Using these word embeddings, I built two different models: one that maps a name to a color, and one that maps a color to a name. The model that learned to map names to colors is a straightforward convolutional neural network, and it seems to work pretty well. Examples of what the model considers "red", "green", "blue", and "purple" can be seen below.

But the model also knows more interesting colors than those. For example, it knows that "deep purple" is a darker version of purple.

It also knows that "ocean" is an aqua color, and that "calm ocean" is a lighter aqua while "stormy ocean" is a gray purple.
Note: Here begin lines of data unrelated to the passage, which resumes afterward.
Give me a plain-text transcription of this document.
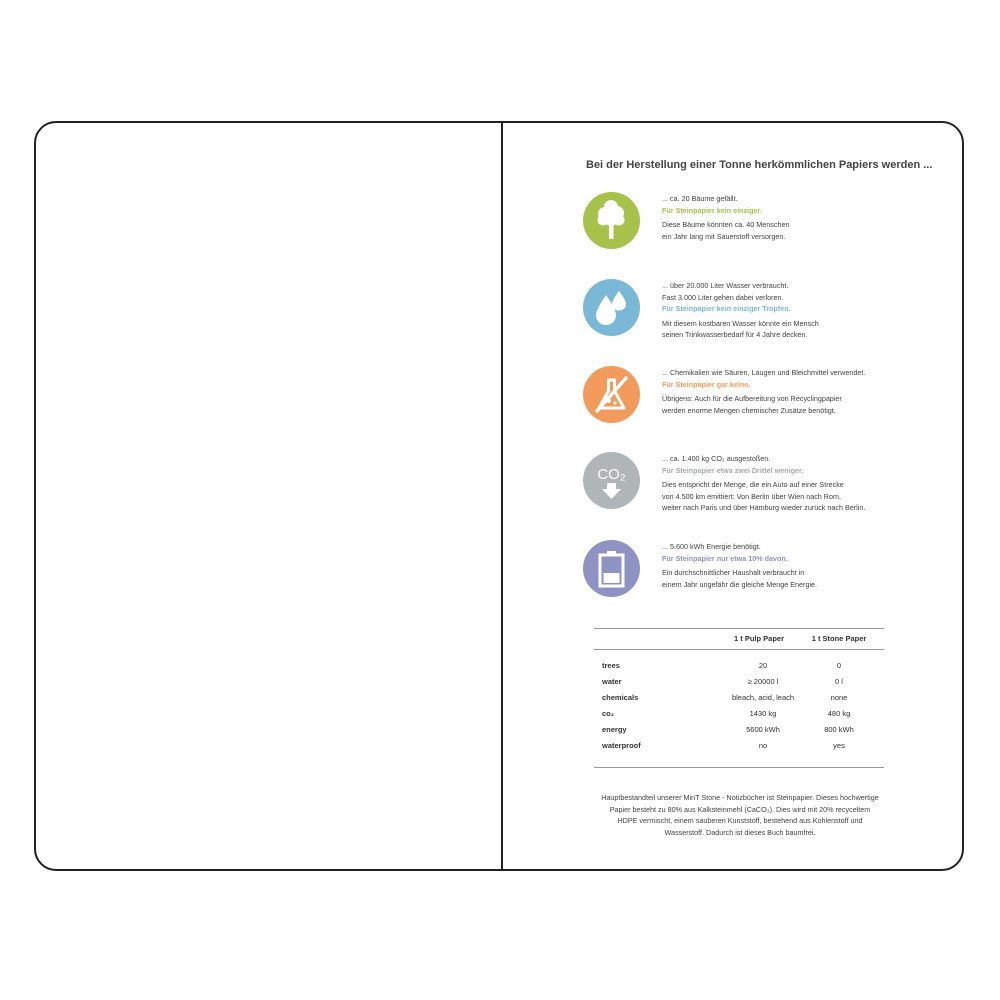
Bei der Herstellung einer Tonne herkömmlichen Papiers werden ...
... ca. 20 Bäume gefällt.
Für Steinpapier kein einziger.
Diese Bäume könnten ca. 40 Menschen
ein Jahr lang mit Sauerstoff versorgen.
... über 20.000 Liter Wasser verbraucht.
Fast 3.000 Liter gehen dabei verloren.
Für Steinpapier kein einziger Tropfen.
Mit diesem kostbaren Wasser könnte ein Mensch
seinen Trinkwasserbedarf für 4 Jahre decken.
... Chemikalien wie Säuren, Laugen und Bleichmittel verwendet.
Für Steinpapier gar keine.
Übrigens: Auch für die Aufbereitung von Recyclingpapier
werden enorme Mengen chemischer Zusätze benötigt.
CO₂
... ca. 1.400 kg CO₂ ausgestoßen.
Für Steinpapier etwa zwei Drittel weniger.
Dies entspricht der Menge, die ein Auto auf einer Strecke
von 4.500 km emittiert: Von Berlin über Wien nach Rom,
weiter nach Paris und über Hamburg wieder zurück nach Berlin.
... 5.600 kWh Energie benötigt.
Für Steinpapier nur etwa 10% davon.
Ein durchschnittlicher Haushalt verbraucht in
einem Jahr ungefähr die gleiche Menge Energie.
1 t Pulp Paper	1 t Stone Paper
trees	20	0
water	≥ 20000 l	0 l
chemicals	bleach, acid, leach	none
co₂	1430 kg	480 kg
energy	5600 kWh	800 kWh
waterproof	no	yes
Hauptbestandteil unserer MinT Stone - Notizbücher ist Steinpapier. Dieses hochwertige
Papier besteht zu 80% aus Kalksteinmehl (CaCO₃). Dies wird mit 20% recyceltem
HDPE vermischt, einem sauberen Kunststoff, bestehend aus Kohlenstoff und
Wasserstoff. Dadurch ist dieses Buch baumfrei.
The model that learned to map colors to names is a recurrent neural network that takes RGB values as input and attempts to predict the word embeddings as output. I decided that rather than generate single color names, it would be more interesting/useful to generate candidate words that could then be used to come up with a color name. For example, when providing RGB values of 161, 85, and 130 (a fuchsia-like color) as input to the model, it generates the following:
Word #1 candidates:
roses_hydrangeas
lacy_foliage
tussie
sweetly_fragrant
coppery_pink
grevillea
oriental_poppies
maidenhair_ferns
oak_leaf_hydrangea
blue_hydrangeas
Word #2 candidates:
violet
lavender_flowers
wonderfully_fragrant
fuchsia
anise_hyssop
monarda
purple
purple_blooms
cornflowers
hibiscuses
Word #3 candidates:
purple
pink
violet
fuchsia
roses
purple_blooms
lavender_flowers
lavender
Asiatic_lilies
monarda
Word #4 candidates:
roses
purple
pink
red
violet
fuchsia
violets
Asiatic_lilies
purple_blooms
flowers
I personally like "sweetly fragrant fuchsia".
Similarly, when providing RGB values of 1, 159, and 11 (a booger-green color) as input to the model, it generates the following:
Word #1 candidates:
greenbelt
drainage_easements
annexations
Controller_Bud_Polhill
Annexations
Buttertubs_Marsh
sprigging
easements
buffer_strips
Growth_Boundary
Word #2 candidates:
green
jade
blues_pinks
purples_blues
greeny
sienna
plumbago
sage_Salvia
olive
purple_leaved
Word #3 candidates:
green
plumbago
purples_blues
allamanda
greeny
purple_leaved
lime
hibiscuses
sage_Salvia
blues_pinks
Word #4 candidates:
green
pineapple_sage
plumbago
purple_leaved
allamanda
hibiscuses
lime
snowberry
sage_Salvia
purples_blues
I personally like "sprigging green". Anyway, it seems like the word embeddings do allow the model to learn some pretty interesting relationships between colors and language.